There are so many things you could say about what makes this video moving, but what stands out to me is how truly BRAVE those children, nurses, and doctors are.  We are never more courageous than when we choose to have hope and joy in the midst of pain and fear.

Joy and happiness are two different things, and I think we often confuse the two.  Happiness is temporary, momentary, fleeting.  It is like hunger- it’s going to come and go.  I can be happy when I buy a new pair of pants, but by the time I get home I can be completely angry about something.  But joy… joy is deeper.  It is more foundational.  Joy has to do with our spirit.  Happiness has to do with our circumstances.  Joy has to do with how we view the world and ourselves.

Joy is an interesting emotion.  Most would say they want to experience joy; they want to feel it.  But in truth, I think letting ourselves really experience joy and hope is actually a very scary prospect.  What if?  What if it doesn’t work out?  What if it is taken away from me?  What if it doesn’t happen? What if she don’t get better?  What if…  Joy leaves us feeling exposed, and whenever we feel exposed, our instinct is to protect.  We “protect” ourselves from the uncertainty of joy by throwing it away with worst case scenarios and cynicism.  We give it away before it can be taken away.  We think we’re protecting ourselves, but really we are depriving ourselves.

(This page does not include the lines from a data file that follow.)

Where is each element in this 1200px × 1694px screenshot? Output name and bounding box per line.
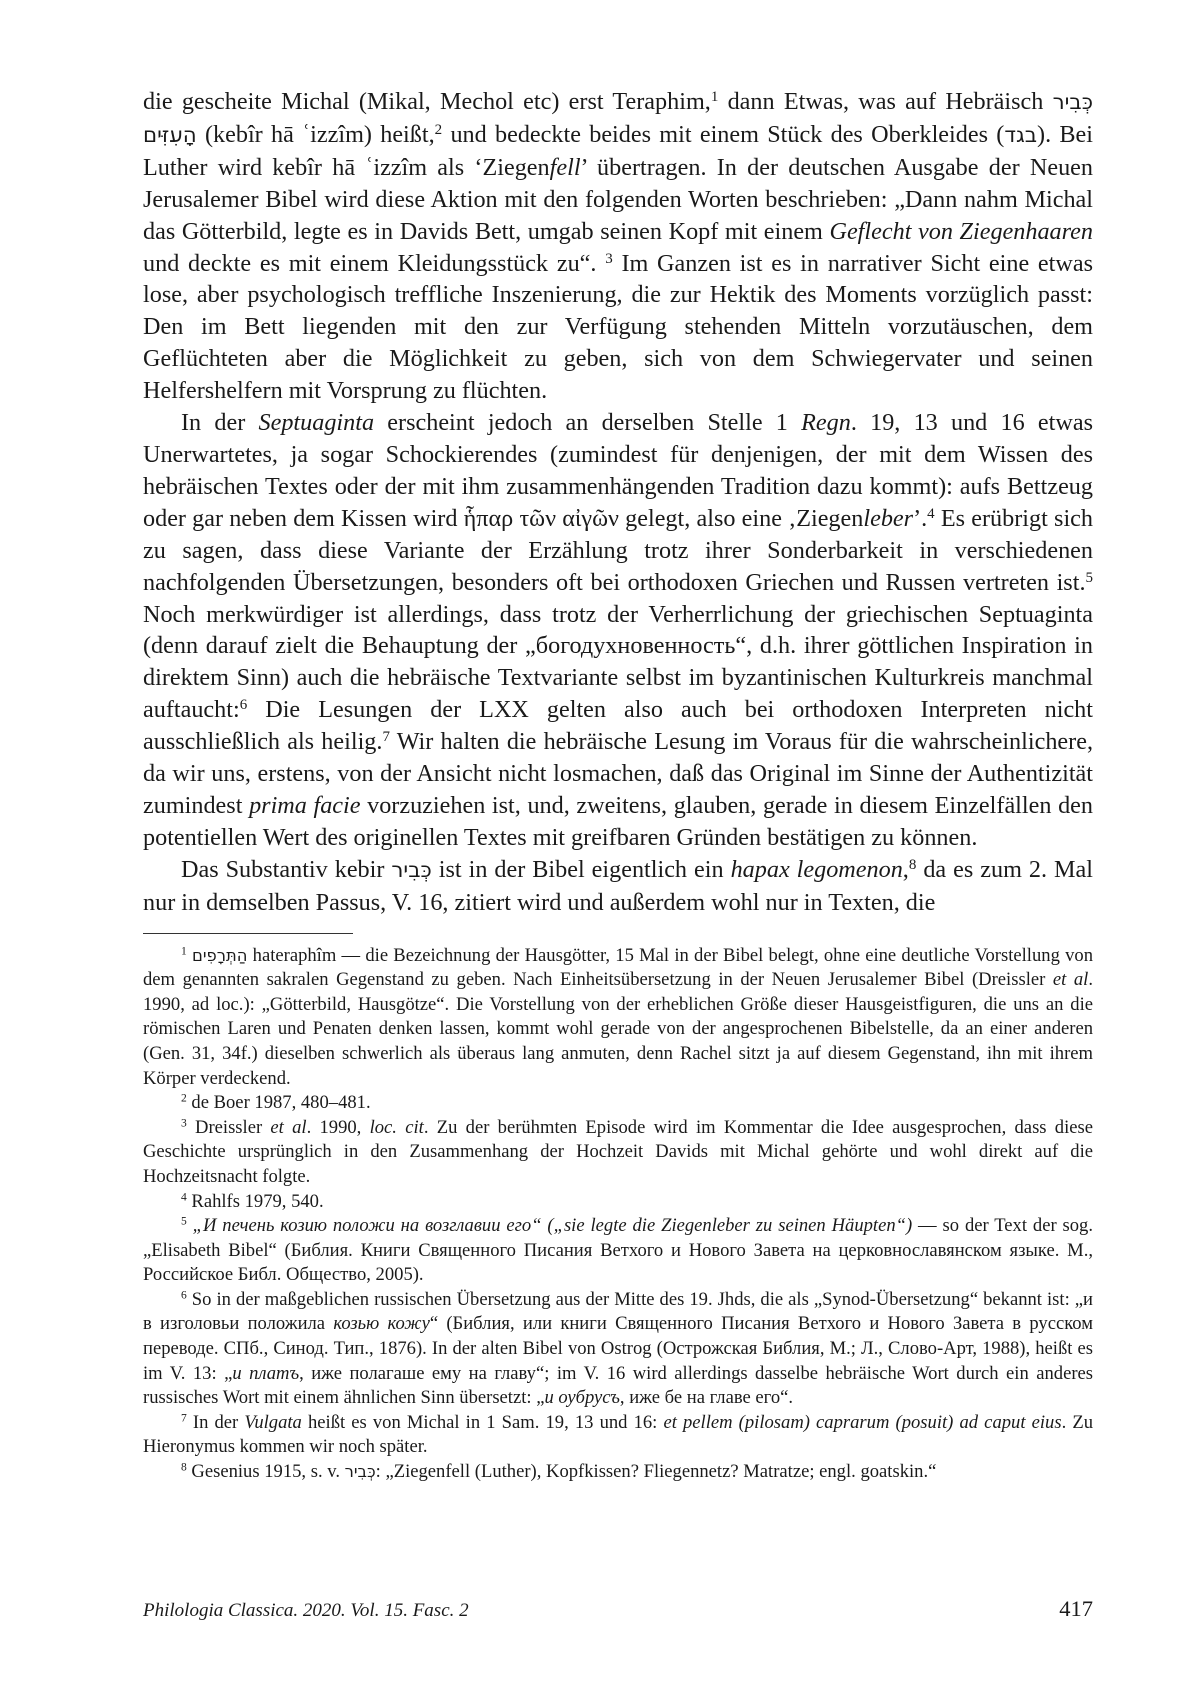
footnote-7 (143, 1411, 1093, 1460)
italic-run: hapax legomenon (730, 855, 903, 883)
text-run: : „Ziegenfell (Luther), Kopfkissen? Fliegennetz? Matratze; engl. goatskin.“ (375, 1461, 937, 1483)
italic-run: и оубрусъ (544, 1387, 620, 1409)
text-run: heißt es von Michal in 1 Sam. 19, 13 und 16: (301, 1411, 664, 1433)
text-run: , (902, 855, 909, 883)
text-run: ist in der Bibel eigentlich ein (431, 855, 731, 883)
footnote-2 (143, 1091, 1093, 1116)
italic-run: leber (863, 504, 914, 532)
italic-run: et al (1052, 969, 1089, 991)
footnote-ref-7[interactable]: 7 (382, 728, 390, 745)
footnote-number: 5 (181, 1215, 187, 1228)
text-run: . 1990, ad loc.): „Götterbild, Hausgötze“. Die Vorstellung von der erheblichen Größe dieser Hausgeistfiguren, die uns an die römischen Laren und Penaten denken lassen, kommt wohl gerade von der angesprochenen Bibelstelle, da an einer anderen (Gen. 31, 34f.) dieselben schwerlich als überaus lang anmuten, denn Rachel sitzt ja auf diesem Gegenstand, ihn mit ihrem Körper verdeckend. (143, 969, 1094, 1089)
italic-run: Geflecht von Ziegenhaaren (829, 217, 1093, 245)
footnotes (143, 944, 1093, 1485)
text-run: , иже полагаше ему на главу“; im V. 16 wird allerdings dasselbe hebräische Wort durch ein anderes russisches Wort mit einem ähnlichen Sinn übersetzt: „ (143, 1362, 1094, 1409)
text-run: da es zum 2. Mal nur in demselben Passus, V. 16, zitiert wird und außerdem wohl nur in Texten, die (143, 855, 1094, 916)
text-run: Noch merkwürdiger ist allerdings, dass trotz der Verherrlichung der griechischen Septuaginta (denn darauf zielt die Behauptung der „богодухновенность“, d.h. ihrer göttlichen Inspiration in direktem Sinn) auch die hebräische Textvariante selbst im byzantinischen Kulturkreis manchmal auftaucht: (143, 600, 1093, 724)
journal-citation: Philologia Classica. 2020. Vol. 15. Fasc. 2 (143, 1600, 469, 1621)
hebrew-term: כְּבִיר (391, 857, 432, 883)
footnote-ref-6[interactable]: 6 (239, 696, 248, 713)
footnote-number: 7 (181, 1412, 187, 1425)
italic-run: Vulgata (244, 1411, 302, 1433)
text-run: “ (Библия, или книги Священного Писания Ветхого и Нового Завета в русском переводе. СПб., Синод. Тип., 1876). In der alten Bibel von Ostrog (Острожская Библия, М.; Л., Слово-Арт, 1988), heißt es im V. 13: „ (143, 1313, 1094, 1384)
text-run: (kebîr hā ʿizzîm) heißt, (196, 120, 435, 148)
text-run: — so der Text der sog. „Elisabeth Bibel“ (Библия. Книги Священного Писания Ветхого и Нового Завета на церковнославянском языке. М., Российское Библ. Общество, 2005). (143, 1215, 1093, 1286)
footnote-separator (143, 933, 353, 934)
text-run: So in der maßgeblichen russischen Übersetzung aus der Mitte des 19. Jhds, die als „Synod-Übersetzung“ bekannt ist: „и в изголовьи положила (143, 1288, 1093, 1335)
footnote-ref-8[interactable]: 8 (908, 856, 917, 873)
text-run: ). Bei Luther wird kebîr hā ʿizzîm als ‘Ziegen (143, 120, 1094, 181)
italic-run: et pellem (pilosam) caprarum (posuit) ad caput eius (663, 1411, 1062, 1433)
footnote-ref-1[interactable]: 1 (710, 88, 719, 105)
text-run: hateraphîm — die Bezeichnung der Hausgötter, 15 Mal in der Bibel belegt, ohne eine deutliche Vorstellung von dem genannten sakralen Gegenstand zu geben. Nach Einheitsübersetzung in der Neuen Jerusalemer Bibel (Dreissler (143, 944, 1093, 991)
footnote-number: 3 (181, 1117, 187, 1130)
text-run: dann Etwas, was auf Hebräisch (718, 88, 1053, 115)
footnote-ref-2[interactable]: 2 (434, 121, 443, 138)
text-run: Rahlfs 1979, 540. (186, 1190, 324, 1212)
italic-run: „И печень козию положи на возглавии его“ („sie legte die Ziegenleber zu seinen Häupten“) (186, 1215, 913, 1237)
paragraph-3 (143, 854, 1093, 919)
paragraph-1 (143, 86, 1093, 407)
text-run: ’ übertragen. In der deutschen Ausgabe der Neuen Jerusalemer Bibel wird diese Aktion mit den folgenden Worten beschrieben: „Dann nahm Michal das Götterbild, legte es in Davids Bett, umgab seinen Kopf mit einem (143, 153, 1093, 245)
text-run: Dreissler (186, 1116, 271, 1138)
footnote-6 (143, 1288, 1093, 1411)
text-run: Es erübrigt sich zu sagen, dass diese Variante der Erzählung trotz ihrer Sonderbarkeit in verschiedenen nachfolgenden Übersetzungen, besonders oft bei orthodoxen Griechen und Russen vertreten ist. (143, 504, 1093, 596)
text-run: erscheint jedoch an derselben Stelle 1 (374, 409, 802, 437)
text-run: In der (186, 1411, 245, 1433)
footnote-number: 2 (181, 1092, 187, 1105)
footnote-number: 1 (181, 945, 187, 958)
footnote-number: 6 (181, 1289, 187, 1302)
footnote-number: 8 (181, 1461, 187, 1474)
footnote-5 (143, 1214, 1093, 1288)
italic-run: et al (270, 1116, 307, 1138)
text-run: ’. (913, 504, 928, 532)
text-run: Im Ganzen ist es in narrativer Sicht eine etwas lose, aber psychologisch treffliche Inszenierung, die zur Hektik des Moments vorzüglich passt: Den im Bett liegenden mit den zur Verfügung stehenden Mitteln vorzutäuschen, dem Geflüchteten aber die Möglichkeit zu geben, sich von dem Schwiegervater und seinen Helfershelfern mit Vorsprung zu flüchten. (143, 249, 1094, 405)
italic-run: козью кожу (333, 1313, 430, 1335)
text-run: . Zu Hieronymus kommen wir noch später. (143, 1411, 1093, 1458)
footnote-3 (143, 1116, 1093, 1190)
text-run: und deckte es mit einem Kleidungsstück zu“. (143, 249, 606, 277)
text-run: de Boer 1987, 480–481. (186, 1092, 371, 1114)
italic-run: Regn (801, 409, 851, 437)
text-run: und bedeckte beides mit einem Stück des Oberkleides ( (442, 120, 1005, 148)
text-run: Das Substantiv kebir (181, 855, 392, 883)
italic-run: Septuaginta (258, 409, 375, 437)
hebrew-term: הַתְּרָפִים (192, 945, 248, 965)
footnote-ref-5[interactable]: 5 (1085, 569, 1093, 586)
page-number: 417 (1059, 1596, 1093, 1621)
text-run: , иже бе на главе его“. (619, 1387, 794, 1409)
text-run: vorzuziehen ist, und, zweitens, glauben, gerade in diesem Einzelfällen den potentiellen Wert des originellen Textes mit greifbaren Gründen bestätigen zu können. (143, 791, 1094, 851)
footnote-ref-3[interactable]: 3 (605, 250, 613, 267)
text-run: Die Lesungen der LXX gelten also auch bei orthodoxen Interpreten nicht ausschließlich als heilig. (143, 696, 1093, 756)
text-run: Gesenius 1915, s. v. (186, 1461, 345, 1483)
text-run: die gescheite Michal (Mikal, Mechol etc) erst Teraphim, (143, 88, 711, 115)
footnote-ref-4[interactable]: 4 (927, 505, 935, 522)
footnote-4 (143, 1190, 1093, 1215)
text-run: . 19, 13 und 16 etwas Unerwartetes, ja sogar Schockierendes (zumindest für denjenigen, der mit dem Wissen des hebräischen Textes oder der mit ihm zusammenhängenden Tradition dazu kommt): aufs Bettzeug oder gar neben dem Kissen wird ἧπαρ τῶν αἰγῶν gelegt, also eine ‚Ziegen (143, 409, 1093, 532)
text-run: Wir halten die hebräische Lesung im Voraus für die wahrscheinlichere, da wir uns, erstens, von der Ansicht nicht losmachen, daß das Original im Sinne der Authentizität zumindest (143, 728, 1093, 819)
italic-run: loc. cit (369, 1116, 424, 1138)
italic-run: fell (549, 153, 581, 181)
footnote-number: 4 (181, 1191, 187, 1204)
hebrew-term: כְּבִיר הָעִזִּים (143, 90, 1093, 148)
text-run: . 1990, (306, 1116, 370, 1138)
paragraph-2 (143, 407, 1093, 854)
italic-run: и платъ (232, 1362, 300, 1384)
italic-run: prima facie (249, 791, 361, 819)
page-content (143, 86, 1093, 1485)
hebrew-term: כְּבִיר (344, 1462, 376, 1482)
footnote-8 (143, 1460, 1093, 1485)
hebrew-term: בגד (1004, 122, 1038, 148)
page-footer (143, 1596, 1093, 1628)
main-text (143, 86, 1093, 919)
footnote-1 (143, 944, 1093, 1092)
text-run: In der (181, 409, 259, 437)
text-run: . Zu der berühmten Episode wird im Kommentar die Idee ausgesprochen, dass diese Geschichte ursprünglich in den Zusammenhang der Hochzeit Davids mit Michal gehörte und wohl direkt auf die Hochzeitsnacht folgte. (143, 1116, 1094, 1187)
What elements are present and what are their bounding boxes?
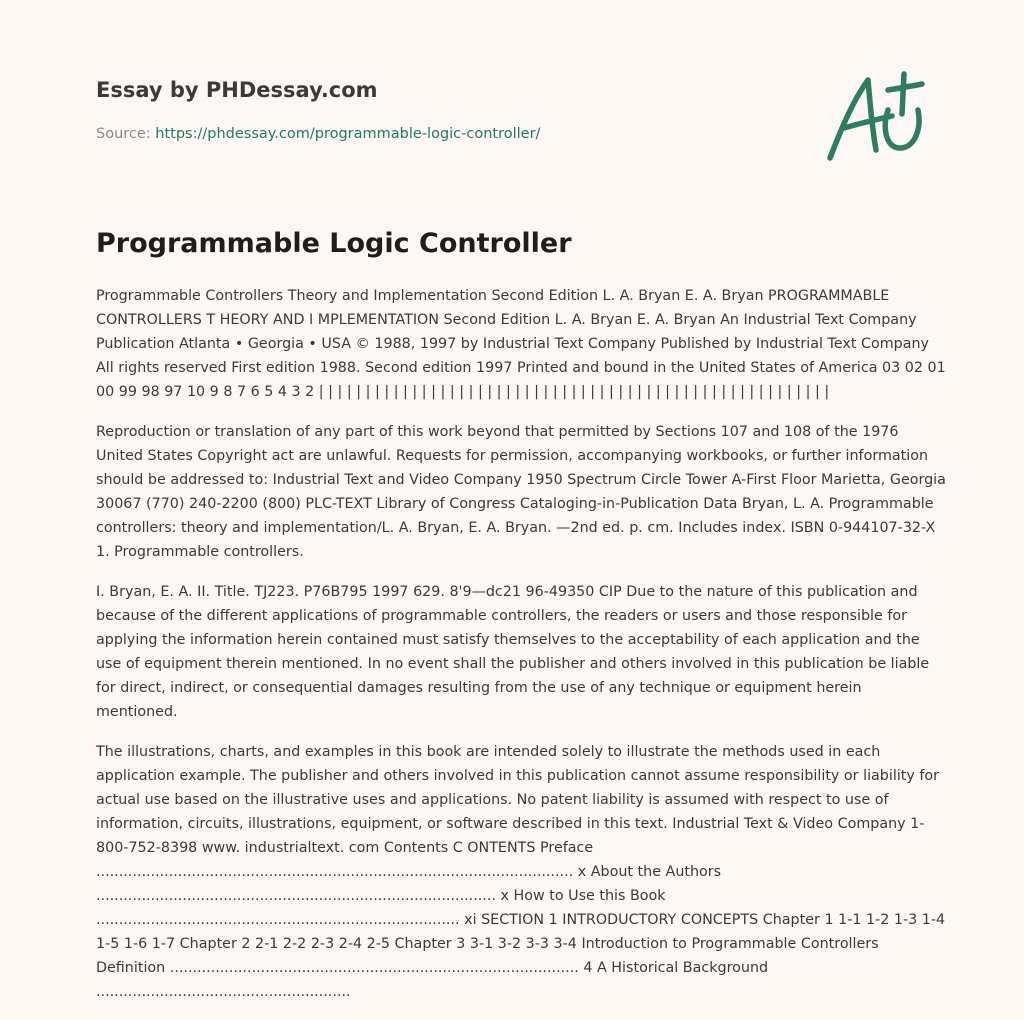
- source-link[interactable]: https://phdessay.com/programmable-logic-controller/: [155, 126, 541, 142]
- article-title: Programmable Logic Controller: [96, 228, 572, 259]
- paragraph: Programmable Controllers Theory and Implementation Second Edition L. A. Bryan E. A. Bryan PROGRAMMABLE CONTROLLERS T HEORY AND I MPLEMENTATION Second Edition L. A. Bryan E. A. Bryan An Industrial Text Company Publication Atlanta • Georgia • USA © 1988, 1997 by Industrial Text Company Published by Industrial Text Company All rights reserved First edition 1988. Second edition 1997 Printed and bound in the United States of America 03 02 01 00 99 98 97 10 9 8 7 6 5 4 3 2 | | | | | | | | | | | | | | | | | | | | | | | | | | | | | | | | | | | | | | | | | | | | | | | | | | | | | | |: [96, 288, 946, 400]
- paragraph: The illustrations, charts, and examples in this book are intended solely to illustrate the methods used in each application example. The publisher and others involved in this publication cannot assume responsibility or liability for actual use based on the illustrative uses and applications. No patent liability is assumed with respect to use of information, circuits, illustrations, equipment, or software described in this text. Industrial Text & Video Company 1-800-752-8398 www. industrialtext. com Contents C ONTENTS Preface ......................................................................................................... x About the Authors ........................................................................................ x How to Use this Book ................................................................................ xi SECTION 1 INTRODUCTORY CONCEPTS Chapter 1 1-1 1-2 1-3 1-4 1-5 1-6 1-7 Chapter 2 2-1 2-2 2-3 2-4 2-5 Chapter 3 3-1 3-2 3-3 3-4 Introduction to Programmable Controllers Definition .......................................................................................... 4 A Historical Background ........................................................: [96, 744, 946, 1000]
- source-label: Source:: [96, 126, 156, 142]
- document-header: [96, 76, 796, 144]
- source-line: [96, 124, 796, 144]
- site-title: Essay by PHDessay.com: [96, 78, 378, 102]
- paragraph: Reproduction or translation of any part of this work beyond that permitted by Sections 107 and 108 of the 1976 United States Copyright act are unlawful. Requests for permission, accompanying workbooks, or further information should be addressed to: Industrial Text and Video Company 1950 Spectrum Circle Tower A-First Floor Marietta, Georgia 30067 (770) 240-2200 (800) PLC-TEXT Library of Congress Cataloging-in-Publication Data Bryan, L. A. Programmable controllers: theory and implementation/L. A. Bryan, E. A. Bryan. —2nd ed. p. cm. Includes index. ISBN 0-944107-32-X 1. Programmable controllers.: [96, 424, 946, 560]
- article-body: [96, 284, 946, 1020]
- paragraph: I. Bryan, E. A. II. Title. TJ223. P76B795 1997 629. 8'9—dc21 96-49350 CIP Due to the nature of this publication and because of the different applications of programmable controllers, the readers or users and those responsible for applying the information herein contained must satisfy themselves to the acceptability of each application and the use of equipment therein mentioned. In no event shall the publisher and others involved in this publication be liable for direct, indirect, or consequential damages resulting from the use of any technique or equipment herein mentioned.: [96, 584, 930, 720]
- a-plus-logo-icon: [822, 66, 932, 166]
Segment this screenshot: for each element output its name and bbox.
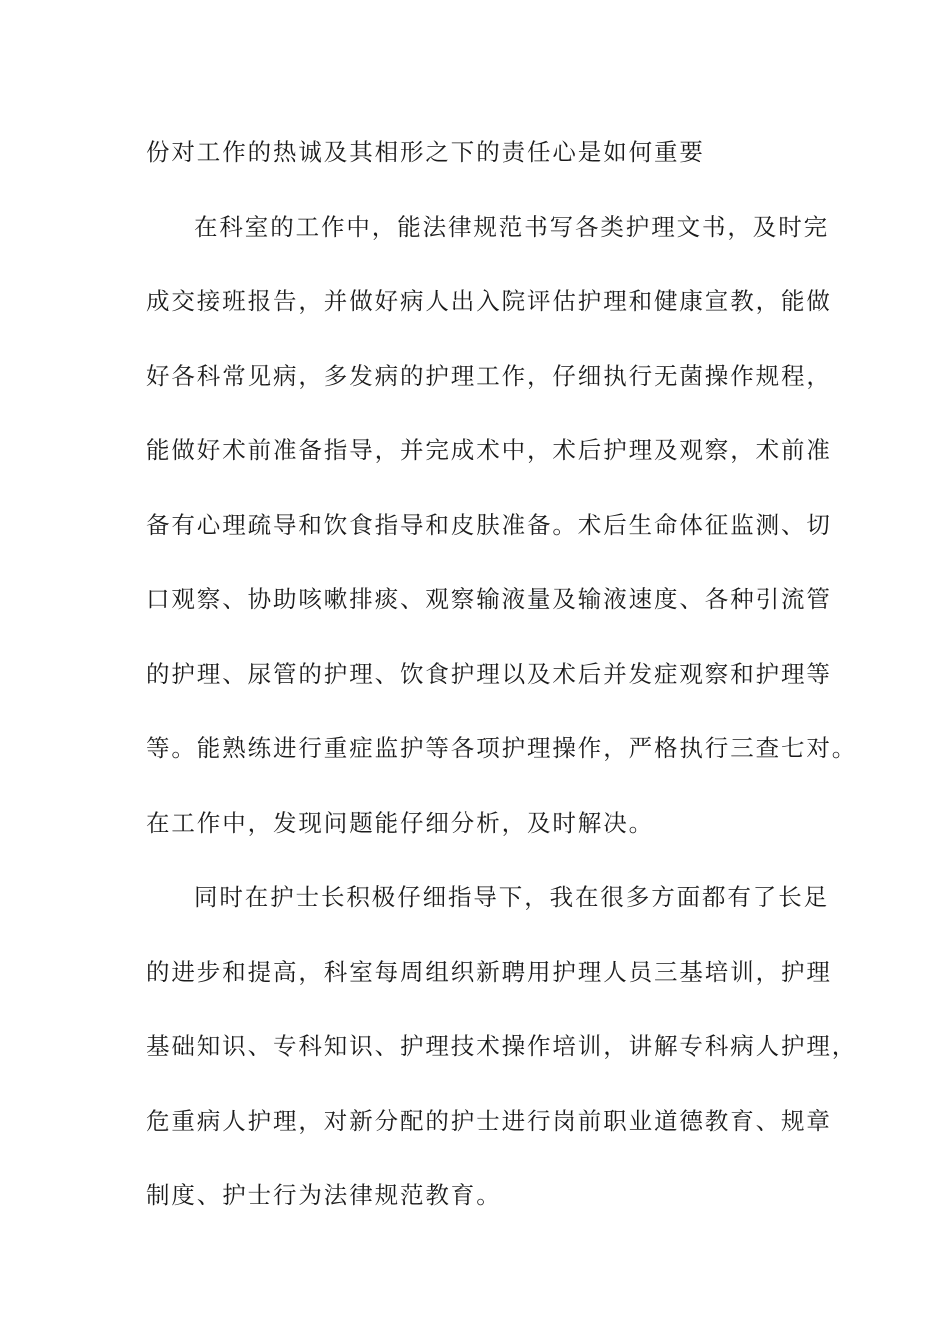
paragraph-3-line-5: 制度、护士行为法律规范教育。 — [146, 1181, 502, 1209]
paragraph-2-line-6: 口观察、协助咳嗽排痰、观察输液量及输液速度、各种引流管 — [146, 585, 832, 613]
paragraph-3-line-3: 基础知识、专科知识、护理技术操作培训，讲解专科病人护理， — [146, 1032, 858, 1060]
paragraph-2-line-7: 的护理、尿管的护理、饮食护理以及术后并发症观察和护理等 — [146, 660, 832, 688]
paragraph-2-line-8: 等。能熟练进行重症监护等各项护理操作，严格执行三查七对。 — [146, 734, 858, 762]
paragraph-2-line-2: 成交接班报告，并做好病人出入院评估护理和健康宣教，能做 — [146, 287, 832, 315]
paragraph-3-line-4: 危重病人护理，对新分配的护士进行岗前职业道德教育、规章 — [146, 1107, 832, 1135]
paragraph-2-line-3: 好各科常见病，多发病的护理工作，仔细执行无菌操作规程， — [146, 362, 832, 390]
paragraph-3-line-1: 同时在护士长积极仔细指导下，我在很多方面都有了长足 — [194, 883, 829, 911]
paragraph-2-line-4: 能做好术前准备指导，并完成术中，术后护理及观察，术前准 — [146, 436, 832, 464]
paragraph-3-line-2: 的进步和提高，科室每周组织新聘用护理人员三基培训，护理 — [146, 958, 832, 986]
paragraph-2-line-1: 在科室的工作中，能法律规范书写各类护理文书，及时完 — [194, 213, 829, 241]
text-line-1: 份对工作的热诚及其相形之下的责任心是如何重要 — [146, 138, 705, 166]
paragraph-2-line-9: 在工作中，发现问题能仔细分析，及时解决。 — [146, 809, 654, 837]
paragraph-2-line-5: 备有心理疏导和饮食指导和皮肤准备。术后生命体征监测、切 — [146, 511, 832, 539]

But what if you let yourself have hope?  What if you let yourself get excited about that thing on the horizon?  What if you danced in the midst of your fear and anxiety?  We are our bravest when we give ourselves permission to have hope and joy when all signs in our life point in a different direction.  We’re not talking about a “smile and never let ’em see you sweat” philosophy.  That is denial.  That is self-protection run amuck.  That is dangerous.  We’re talking about acknowledging your fear and your pain- not denying it- and giving yourself permission to feel  joy.  We’re talking about letting yourself exhale.

What we see in the video is that in the midst of real fear and pain and uncertainty, those patients gave themselves permission to dance, to laugh, and to be silly.   That is courageous.  And what we can readily assume is that when the camera stopped rolling those same patients gave themselves permission to cry and rage and pound their fists when they needed to.  That is brave.   It’s the type of brave that takes your breath away.

Whenever you allow yourself to have hope when you know the possible reality, you are being brave.  Whenever you allow yourself to feel joy when your instinct is to throw it away out of protection, you are being courageous.

Are you brave enough to hope?  Are you courageous enough to feel joy?